Saturday, September 20, 2014

Pick-Up and Beyond

Interesting as they were, David De Angelo's "Interviews with Dating Gurus" was just the tipping point of a fabulous journey into manhood. Pick up was back then a marvelous item which dated its roots back to the 70's and was kept well underground for most of its existence until the advent of the Internet Era in the 90's. Of course, I speak of the slang "Pick up Artist", also known by its acronym P.U.A., as being popularized back in the 70's, because its subculture can be traced as far back as WW2 in anti-prostitution banners. There were books written on the subject in the 70's, most notably "How to Pick up Girls". You learn lingo such as "the inner game" (roughly the projection of thoughts concerned with yourself, your self-image, you self-worth, etc.), "the outer game" (the projection of such thoughts unto outside aspects of yourself, the way you handle yourself, how you actually present yourself, hence the affix "outer"), A.A. (Approach Anxiety which can be experienced even by well-seasoned and skillful P.U.A. artists), and so on. 
Neil Strauss  wrote "Penetrating the Secret Society of Pick-Up Artists" and nothing was the same ever since.
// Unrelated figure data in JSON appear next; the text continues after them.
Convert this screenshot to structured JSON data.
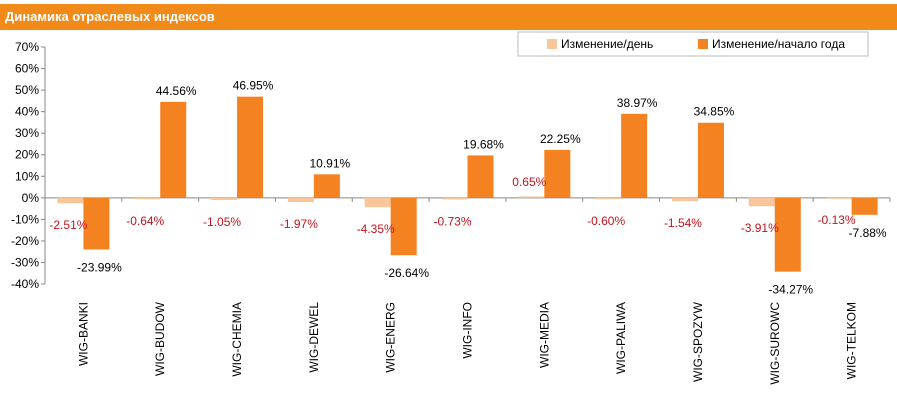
{
  "header": {
    "title": "Динамика отраслевых индексов"
  },
  "colors": {
    "header_bg": "#f28a1a",
    "daily": "#f9c59b",
    "ytd": "#f58220",
    "daily_label": "#c0141c",
    "ytd_label": "#000000"
  },
  "chart_data": {
    "type": "bar",
    "title": "Динамика отраслевых индексов",
    "categories": [
      "WIG-BANKI",
      "WIG-BUDOW",
      "WIG-CHEMIA",
      "WIG-DEWEL",
      "WIG-ENERG",
      "WIG-INFO",
      "WIG-MEDIA",
      "WIG-PALIWA",
      "WIG-SPOZYW",
      "WIG-SUROWC",
      "WIG-TELKOM"
    ],
    "series": [
      {
        "name": "Изменение/день",
        "values": [
          -2.51,
          -0.64,
          -1.05,
          -1.97,
          -4.35,
          -0.73,
          0.65,
          -0.6,
          -1.54,
          -3.91,
          -0.13
        ],
        "labels": [
          "-2.51%",
          "-0.64%",
          "-1.05%",
          "-1.97%",
          "-4.35%",
          "-0.73%",
          "0.65%",
          "-0.60%",
          "-1.54%",
          "-3.91%",
          "-0.13%"
        ]
      },
      {
        "name": "Изменение/начало года",
        "values": [
          -23.99,
          44.56,
          46.95,
          10.91,
          -26.64,
          19.68,
          22.25,
          38.97,
          34.85,
          -34.27,
          -7.88
        ],
        "labels": [
          "-23.99%",
          "44.56%",
          "46.95%",
          "10.91%",
          "-26.64%",
          "19.68%",
          "22.25%",
          "38.97%",
          "34.85%",
          "-34.27%",
          "-7.88%"
        ]
      }
    ],
    "ylim": [
      -40,
      70
    ],
    "yticks": [
      -40,
      -30,
      -20,
      -10,
      0,
      10,
      20,
      30,
      40,
      50,
      60,
      70
    ],
    "ytick_labels": [
      "-40%",
      "-30%",
      "-20%",
      "-10%",
      "0%",
      "10%",
      "20%",
      "30%",
      "40%",
      "50%",
      "60%",
      "70%"
    ],
    "grid": false,
    "legend_position": "top-right"
  }
}
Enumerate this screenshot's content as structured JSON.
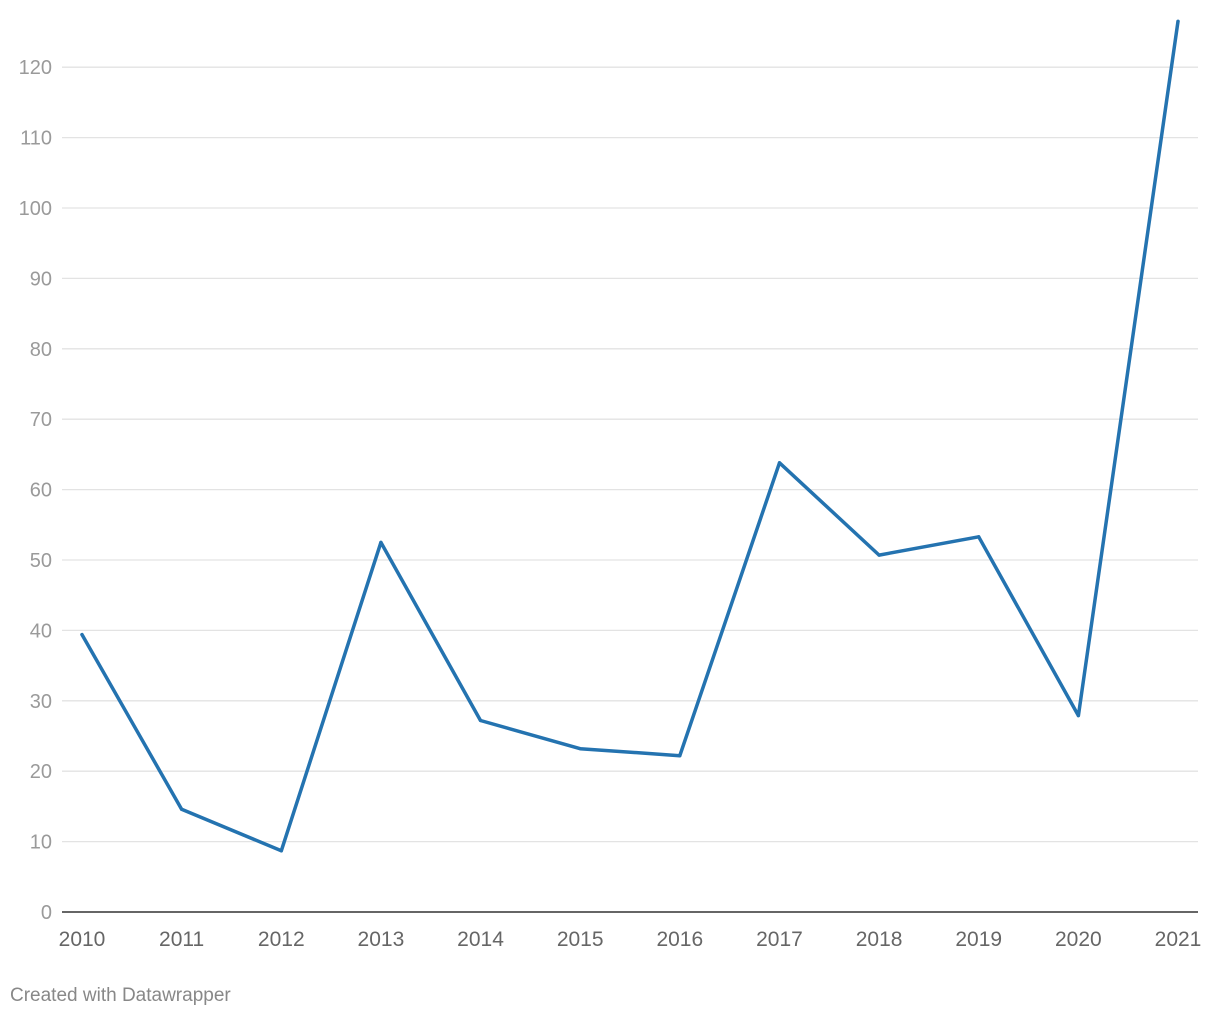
{
  "chart_data": {
    "type": "line",
    "title": "",
    "xlabel": "",
    "ylabel": "",
    "categories": [
      "2010",
      "2011",
      "2012",
      "2013",
      "2014",
      "2015",
      "2016",
      "2017",
      "2018",
      "2019",
      "2020",
      "2021"
    ],
    "series": [
      {
        "values": [
          39.4,
          14.6,
          8.7,
          52.5,
          27.2,
          23.2,
          22.2,
          63.8,
          50.7,
          53.3,
          27.9,
          126.5
        ]
      }
    ],
    "yticks": [
      0,
      10,
      20,
      30,
      40,
      50,
      60,
      70,
      80,
      90,
      100,
      110,
      120
    ],
    "ylim": [
      0,
      126.5
    ],
    "grid": true,
    "legend": "none",
    "colors": {
      "line": "#2473b0",
      "grid": "#e3e3e3",
      "axis": "#333333"
    }
  },
  "footer": {
    "credit": "Created with Datawrapper"
  }
}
It caught my eye more than any other book I had read before or thereafter because he was, first, unsuccessful with women; secondly, because he was a well-established writer before he ventured into a circle of P.U.A.'s and his experiences there served as the coming-of-age amphitheater to his book. There's even a P.U.A.'s glossary in the back of the book with the meaning to most of the lingo pertaining Pick-Up artistry. Then there were books to the divine likes of The Way of the Superior Man by David Deida which just took things out of this stratosphere and into a whole new realm. When you see less-in-depth P.U.A. characters denounce and defy his advise, you know some people will never be satisfied: there will always be critics or, as the P.U.A. community may describe them, "cock-blockers", also known as "haters", well, you get the meaning. First off, you can't expect to grasp Deida's apprenticeship by stumbling upon it as you would a precious stone (which, it sure is), just as you wouldn't stumble upon being good at poker by just sitting at a table in Las Vegas and being dealt a hand. It takes approximately two years for a human being to learn how to walk and if you know anything about body language (which you should, if there's the slightest chance you'd hook up with anyone in the near future), many haven't still quite mastered it. So why rush to get to the finish line, when you know that once you get there, the zen master is just gonna take one look at you and tell you to make the line all over again? 
It can get tricky to discern among the many false prophets there are lurking in the midst. But I'll clear some things, since it's not my intention to get things more unnecessarily complicated than they already are. First, if we still want to learn the easy way out of a situation, let's just say that there's no easy fix. However, you can get better at anything if you just put your mind to it. If you find yourself baffled by the mere understanding of a word like "Game", I'll simply say this much: in life, every concept and its precepts, all the ideas governing our thoughts, are in many ways a "game." What this means is, you choose your thoughts -whether you do so consciously or subconsciously borrow them from your parents, teachers, friends, culture, books read, movies seen, etc. - just as you choose your clothes. How fancy you want to look, is really up to you. It's a game, and you'd know it by no other name, because if... say you were transported back just a hundred years ago, there was probably little need for such trickery, life was much more simple or at least was more simplified for our grandparents than they are for us today, but not any less hard. The fact is, women did not have as much power as they do today in any historical period of the species, they can have you or not, they have the right to vote, they enter the workforce in droves, they're even more educated and sometimes maybe even smarter than we are. (Read: "The Unquestioned Superiority of Men",  one of my earliest dissertations on this blog, for which I still stand for word by word!) It's not an easy era we were chosen to be born on, for eons women were subjugated, treated like second-class citizens, suffered chauvinism at the expense of their men, and now we, modern beasts, have to "pick up" the tab. It's time to move on from this realm and into a more frank and less deceptive dialogue about how we move on from this point forward. 
Pick-up was a good start. Let's not stay there. Today seems just about right.